Он снова уселся в кресло и сказал Римоне:

— Ты засыпаешь…

— Я вышиваю, — откликнулась Римона. — К весне у нас будет новая красивая скатерть.

— Почему же ты не включила свет?

— Я видела, что ты погружен в свои мысли, и не хотела тебе мешать.

Без четверти пять, — заметил Ионатан, — а уже надо зажигать свет. Как в Скандинавии. Как в тайге или в тундре, помнишь, мы учили про них в школе?

— Это в России? — неуверенно спросила Римона.

— Что за ерунда, — ответил Ионатан, — это у Полярного круга. В Сибири. В Скандинавии. Даже в Канаде… Кстати, ты читала в субботнем приложении к газете «Давар» о китах, о том, что их становится все меньше и они вот-вот исчезнут?

— Ты мне уже об этом рассказывал. Я не читаю, потому что мне больше нравится, когда ты рассказываешь…

— Взгляни на обогреватель, — бросил в сердцах Ионатан, — он уже едва теплится. Дождь или не дождь, но я немедленно иду за керосином. А не то обогреватель вообще погаснет.

Римона сидела в соседнем кресле, мягко круглилась линия ее спины; словно прилежная ученица, склонившаяся над уроками, она не отрывала глаз от своей вышивки:

— Возьми хотя бы фонарь.

Он взял фонарь и молча вышел.

Вернувшись, залил керосин в бак обогревателя и пошел вымыть руки. Сколько он ни мыл их с мылом, под ногтями все равно оставались черные следы машинного масла, ведь все утро он работал в гараже.

— Ты вымок, — с нежностью сказала Римона.

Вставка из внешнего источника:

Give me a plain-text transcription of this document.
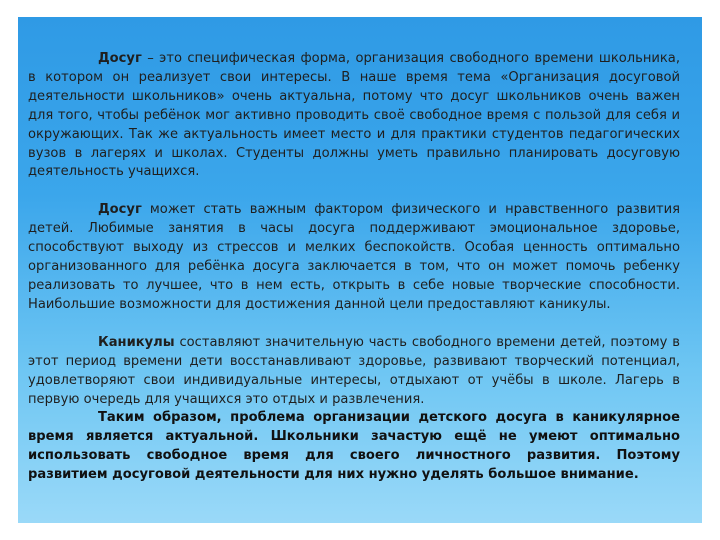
Досуг – это специфическая форма, организация свободного времени школьника, в котором он реализует свои интересы. В наше время тема «Организация досуговой деятельности школьников» очень актуальна, потому что досуг школьников очень важен для того, чтобы ребёнок мог активно проводить своё свободное время с пользой для себя и окружающих. Так же актуальность имеет место и для практики студентов педагогических вузов в лагерях и школах. Студенты должны уметь правильно планировать досуговую деятельность учащихся.

Досуг может стать важным фактором физического и нравственного развития детей. Любимые занятия в часы досуга поддерживают эмоциональное здоровье, способствуют выходу из стрессов и мелких беспокойств. Особая ценность оптимально организованного для ребёнка досуга заключается в том, что он может помочь ребенку реализовать то лучшее, что в нем есть, открыть в себе новые творческие способности. Наибольшие возможности для достижения данной цели предоставляют каникулы.

Каникулы составляют значительную часть свободного времени детей, поэтому в этот период времени дети восстанавливают здоровье, развивают творческий потенциал, удовлетворяют свои индивидуальные интересы, отдыхают от учёбы в школе. Лагерь в первую очередь для учащихся это отдых и развлечения.

Таким образом, проблема организации детского досуга в каникулярное время является актуальной. Школьники зачастую ещё не умеют оптимально использовать свободное время для своего личностного развития. Поэтому развитием досуговой деятельности для них нужно уделять большое внимание.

— Пустяки, — ответил Ионатан, — все в порядке. Я надевал, как ты советовала, старый коричневый пиджак. Незачем так уж заботиться обо мне…

Он разложил на столе журнал «Мир шахмат» и принялся решать какую-то сложную шахматную задачу. Погрузившись в размышления, он совершенно забыл о зажатой между пальцами сигарете, и пепел с нее, упав, рассыпался по страницам. У ног его дремала собака Тия. Когда он заново раскуривал погасшую сигарету, по собачьей спине вдруг пробежала мгновенная волна легкой дрожи — от затылка до самого кончика хвоста. Уши Тии на секунду встали торчком и тут же снова опали. Ионатан понимал, что так она реагирует на звуки или запахи, которые сам он не в состоянии уловить, потому ли, что они чересчур слабы, или потому, что слишком далеки от него.

На полочке, которую он укрепил в спальне, в изголовье его и Римоны кроватей, невнятно тикал грубо сработанный, в жестяном корпусе, будильник, и вот сейчас до слуха Ионатана донеслось это тиканье. Так хрупка тишина в комнате. Между ними двоими.

Но тишины нет: вокруг дома неостановимо несутся, устремляясь куда-то в низину, дождевые потоки…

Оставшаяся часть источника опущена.